To solve the problem of finding the de Broglie wavelength of the emitted electron when light of wavelength 500 nm is incident on a metal with a work function of 2.28 eV, we can follow these steps:
### Step 1: Calculate the energy of the incident photon
The energy of a photon can be calculated using the formula:
\[ E = \frac{hc}{\lambda} \]
where:
- \( E \) is the energy of the photon,
- \( h \) is Planck's constant (\( 6.626 \times 10^{-34} \, \text{Js} \)),
- \( c \) is the speed of light (\( 3 \times 10^8 \, \text{m/s} \)),
- \( \lambda \) is the wavelength of the light (in meters).
First, convert the wavelength from nanometers to meters:
\[ \lambda = 500 \, \text{nm} = 500 \times 10^{-9} \, \text{m} \]
Now, substituting the values:
\[ E = \frac{(6.626 \times 10^{-34} \, \text{Js})(3 \times 10^8 \, \text{m/s})}{500 \times 10^{-9} \, \text{m}} \]
Calculating this gives:
\[ E \approx 3.976 \times 10^{-19} \, \text{J} \]
### Step 2: Convert the energy from Joules to electronvolts
To convert energy from Joules to electronvolts, use the conversion factor:
\[ 1 \, \text{eV} = 1.6 \times 10^{-19} \, \text{J} \]
Thus:
\[ E \text{ (in eV)} = \frac{3.976 \times 10^{-19} \, \text{J}}{1.6 \times 10^{-19} \, \text{J/eV}} \approx 2.485 \, \text{eV} \]
### Step 3: Determine the kinetic energy of the emitted electron
The kinetic energy (KE) of the emitted electron can be found using the equation:
\[ KE = E_{\text{photon}} - \phi \]
where:
- \( \phi \) is the work function of the metal (2.28 eV).
Substituting the values:
\[ KE = 2.485 \, \text{eV} - 2.28 \, \text{eV} \]
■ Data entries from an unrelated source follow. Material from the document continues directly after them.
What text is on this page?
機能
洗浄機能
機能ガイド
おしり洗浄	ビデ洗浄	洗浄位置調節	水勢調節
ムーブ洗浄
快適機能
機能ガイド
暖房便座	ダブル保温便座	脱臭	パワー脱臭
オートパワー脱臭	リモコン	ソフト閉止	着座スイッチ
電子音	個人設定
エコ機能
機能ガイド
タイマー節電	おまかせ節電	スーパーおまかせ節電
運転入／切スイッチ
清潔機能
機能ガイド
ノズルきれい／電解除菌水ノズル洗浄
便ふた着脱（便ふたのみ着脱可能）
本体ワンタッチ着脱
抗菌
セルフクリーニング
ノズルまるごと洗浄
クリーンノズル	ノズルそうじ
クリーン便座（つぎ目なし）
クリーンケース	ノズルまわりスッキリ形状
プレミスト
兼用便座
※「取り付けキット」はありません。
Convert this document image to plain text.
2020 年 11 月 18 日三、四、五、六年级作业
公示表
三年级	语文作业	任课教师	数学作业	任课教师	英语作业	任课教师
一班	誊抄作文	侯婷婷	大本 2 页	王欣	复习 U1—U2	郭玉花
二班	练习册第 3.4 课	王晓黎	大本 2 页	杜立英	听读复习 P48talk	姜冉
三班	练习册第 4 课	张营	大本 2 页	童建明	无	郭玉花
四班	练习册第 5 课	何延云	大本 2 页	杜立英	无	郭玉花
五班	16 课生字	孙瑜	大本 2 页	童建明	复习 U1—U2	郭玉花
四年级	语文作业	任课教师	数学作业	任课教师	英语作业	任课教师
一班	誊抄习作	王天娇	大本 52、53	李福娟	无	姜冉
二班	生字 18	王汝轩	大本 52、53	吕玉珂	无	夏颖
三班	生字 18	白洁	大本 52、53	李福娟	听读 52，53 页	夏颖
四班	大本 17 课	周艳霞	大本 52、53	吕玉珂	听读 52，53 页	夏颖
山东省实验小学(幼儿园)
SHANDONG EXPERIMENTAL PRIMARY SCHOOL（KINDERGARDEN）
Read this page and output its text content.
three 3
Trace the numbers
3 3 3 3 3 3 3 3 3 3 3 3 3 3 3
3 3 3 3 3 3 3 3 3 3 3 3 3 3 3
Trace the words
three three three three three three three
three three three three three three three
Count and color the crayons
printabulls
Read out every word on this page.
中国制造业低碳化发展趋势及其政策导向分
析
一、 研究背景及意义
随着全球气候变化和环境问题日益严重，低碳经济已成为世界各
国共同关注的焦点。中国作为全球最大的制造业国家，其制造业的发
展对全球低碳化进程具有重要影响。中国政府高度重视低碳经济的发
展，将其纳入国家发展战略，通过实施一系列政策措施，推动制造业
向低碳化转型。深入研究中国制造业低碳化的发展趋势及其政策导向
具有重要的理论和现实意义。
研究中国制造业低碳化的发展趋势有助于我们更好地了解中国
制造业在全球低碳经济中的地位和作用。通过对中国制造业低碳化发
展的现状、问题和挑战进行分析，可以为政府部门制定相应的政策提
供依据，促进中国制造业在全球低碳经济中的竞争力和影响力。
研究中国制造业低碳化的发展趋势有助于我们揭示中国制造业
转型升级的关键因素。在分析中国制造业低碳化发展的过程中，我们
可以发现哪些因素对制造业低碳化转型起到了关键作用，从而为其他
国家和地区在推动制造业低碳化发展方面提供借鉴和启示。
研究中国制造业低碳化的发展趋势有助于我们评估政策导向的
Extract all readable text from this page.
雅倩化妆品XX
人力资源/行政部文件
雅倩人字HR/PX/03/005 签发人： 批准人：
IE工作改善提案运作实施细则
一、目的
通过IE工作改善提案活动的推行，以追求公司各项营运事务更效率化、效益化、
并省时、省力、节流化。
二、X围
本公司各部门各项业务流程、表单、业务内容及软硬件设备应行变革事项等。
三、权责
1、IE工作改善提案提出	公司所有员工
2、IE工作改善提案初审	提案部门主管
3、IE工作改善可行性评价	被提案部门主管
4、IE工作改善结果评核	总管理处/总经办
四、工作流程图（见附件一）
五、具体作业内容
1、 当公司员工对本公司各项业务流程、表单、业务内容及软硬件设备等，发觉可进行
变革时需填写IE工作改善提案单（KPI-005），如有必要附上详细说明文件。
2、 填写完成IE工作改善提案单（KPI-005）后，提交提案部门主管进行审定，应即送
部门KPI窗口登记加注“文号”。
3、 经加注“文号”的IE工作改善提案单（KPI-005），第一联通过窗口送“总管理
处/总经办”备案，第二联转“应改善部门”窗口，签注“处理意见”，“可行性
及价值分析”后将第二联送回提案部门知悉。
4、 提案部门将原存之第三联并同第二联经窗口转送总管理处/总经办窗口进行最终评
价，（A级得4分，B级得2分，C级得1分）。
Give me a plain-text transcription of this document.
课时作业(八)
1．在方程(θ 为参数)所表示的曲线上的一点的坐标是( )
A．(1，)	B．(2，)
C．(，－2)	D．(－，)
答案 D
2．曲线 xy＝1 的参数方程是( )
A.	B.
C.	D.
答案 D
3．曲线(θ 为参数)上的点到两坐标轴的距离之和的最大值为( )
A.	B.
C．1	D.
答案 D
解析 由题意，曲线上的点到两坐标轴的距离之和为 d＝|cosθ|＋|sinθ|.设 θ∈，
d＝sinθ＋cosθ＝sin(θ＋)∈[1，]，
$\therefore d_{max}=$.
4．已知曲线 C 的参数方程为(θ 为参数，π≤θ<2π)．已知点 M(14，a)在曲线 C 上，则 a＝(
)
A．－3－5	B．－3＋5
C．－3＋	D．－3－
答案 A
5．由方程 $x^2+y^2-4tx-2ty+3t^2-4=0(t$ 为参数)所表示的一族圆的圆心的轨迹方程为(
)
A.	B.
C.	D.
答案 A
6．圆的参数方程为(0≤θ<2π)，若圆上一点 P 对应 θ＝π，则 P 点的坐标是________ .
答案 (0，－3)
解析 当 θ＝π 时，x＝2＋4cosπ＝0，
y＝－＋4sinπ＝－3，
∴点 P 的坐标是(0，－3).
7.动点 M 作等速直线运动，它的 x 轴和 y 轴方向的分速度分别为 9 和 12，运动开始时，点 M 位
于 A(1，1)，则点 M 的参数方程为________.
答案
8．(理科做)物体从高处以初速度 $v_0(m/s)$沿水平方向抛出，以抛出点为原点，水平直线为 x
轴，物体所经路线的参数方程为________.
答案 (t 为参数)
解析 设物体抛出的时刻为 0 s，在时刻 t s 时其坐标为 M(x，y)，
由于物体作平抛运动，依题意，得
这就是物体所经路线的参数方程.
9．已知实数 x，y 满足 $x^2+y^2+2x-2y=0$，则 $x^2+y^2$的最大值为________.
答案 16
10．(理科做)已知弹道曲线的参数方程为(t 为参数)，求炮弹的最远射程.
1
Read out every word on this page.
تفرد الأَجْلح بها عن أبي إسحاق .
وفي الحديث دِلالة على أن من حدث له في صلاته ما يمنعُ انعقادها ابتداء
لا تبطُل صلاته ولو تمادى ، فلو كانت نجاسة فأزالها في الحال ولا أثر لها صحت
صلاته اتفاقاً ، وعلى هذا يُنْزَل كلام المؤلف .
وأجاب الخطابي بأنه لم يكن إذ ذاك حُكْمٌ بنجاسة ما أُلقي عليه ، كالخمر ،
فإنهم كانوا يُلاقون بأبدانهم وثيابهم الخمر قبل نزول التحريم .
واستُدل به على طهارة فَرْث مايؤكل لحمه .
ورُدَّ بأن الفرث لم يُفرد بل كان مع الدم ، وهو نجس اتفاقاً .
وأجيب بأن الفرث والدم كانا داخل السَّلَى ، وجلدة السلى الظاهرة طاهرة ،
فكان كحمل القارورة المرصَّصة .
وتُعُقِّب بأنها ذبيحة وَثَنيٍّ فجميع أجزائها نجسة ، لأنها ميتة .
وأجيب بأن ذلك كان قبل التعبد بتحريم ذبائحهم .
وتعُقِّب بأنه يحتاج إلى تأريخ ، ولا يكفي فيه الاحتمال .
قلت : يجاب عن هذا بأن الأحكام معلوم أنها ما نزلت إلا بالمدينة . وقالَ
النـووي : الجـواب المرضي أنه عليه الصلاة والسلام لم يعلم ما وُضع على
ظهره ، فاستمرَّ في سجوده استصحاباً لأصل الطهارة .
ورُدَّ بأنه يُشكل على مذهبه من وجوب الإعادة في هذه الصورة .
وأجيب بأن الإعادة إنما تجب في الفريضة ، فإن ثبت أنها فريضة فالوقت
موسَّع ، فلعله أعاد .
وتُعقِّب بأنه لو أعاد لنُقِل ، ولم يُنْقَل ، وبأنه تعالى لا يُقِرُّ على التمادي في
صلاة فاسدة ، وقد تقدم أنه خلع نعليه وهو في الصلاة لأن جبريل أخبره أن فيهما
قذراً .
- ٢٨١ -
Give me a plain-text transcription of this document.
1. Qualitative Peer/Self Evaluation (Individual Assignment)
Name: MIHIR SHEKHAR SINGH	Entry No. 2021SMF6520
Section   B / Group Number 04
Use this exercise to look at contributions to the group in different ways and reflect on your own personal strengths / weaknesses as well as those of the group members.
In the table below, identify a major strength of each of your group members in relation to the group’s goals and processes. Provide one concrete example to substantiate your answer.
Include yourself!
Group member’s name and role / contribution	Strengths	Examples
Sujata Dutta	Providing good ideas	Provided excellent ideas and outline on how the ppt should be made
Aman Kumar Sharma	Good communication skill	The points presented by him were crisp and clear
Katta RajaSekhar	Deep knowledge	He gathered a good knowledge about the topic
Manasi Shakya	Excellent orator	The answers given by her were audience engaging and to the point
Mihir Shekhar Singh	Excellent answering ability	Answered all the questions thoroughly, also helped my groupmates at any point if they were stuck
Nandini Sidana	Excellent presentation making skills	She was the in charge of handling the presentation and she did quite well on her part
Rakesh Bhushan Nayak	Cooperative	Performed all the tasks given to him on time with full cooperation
\[ KE \approx 0.205 \, \text{eV} \]
### Step 4: Calculate the de Broglie wavelength of the emitted electron
The de Broglie wavelength \( \lambda_d \) of a particle can be calculated using the formula:
\[ \lambda_d = \frac{h}{p} \]
where \( p \) is the momentum of the electron. The momentum can be expressed in terms of kinetic energy:
\[ p = \sqrt{2m_e KE} \]
where \( m_e \) is the mass of the electron (\( 9.11 \times 10^{-31} \, \text{kg} \)).
First, convert the kinetic energy from eV to Joules:
\[ KE = 0.205 \, \text{eV} = 0.205 \times 1.6 \times 10^{-19} \, \text{J} \approx 3.28 \times 10^{-20} \, \text{J} \]
Now, calculate the momentum:
\[ p = \sqrt{2 \times 9.11 \times 10^{-31} \, \text{kg} \times 3.28 \times 10^{-20} \, \text{J}} \]
Calculating this gives:
\[ p \approx \sqrt{5.96 \times 10^{-50}} \approx 7.73 \times 10^{-25} \, \text{kg m/s} \]
Finally, substitute \( p \) back into the de Broglie wavelength formula:
\[ \lambda_d = \frac{6.626 \times 10^{-34} \, \text{Js}}{7.73 \times 10^{-25} \, \text{kg m/s}} \]
Calculating this gives:
\[ \lambda_d \approx 8.58 \times 10^{-10} \, \text{m} = 0.858 \, \text{nm} \]
### Final Answer
The de Broglie wavelength of the emitted electron is approximately **0.858 nm**.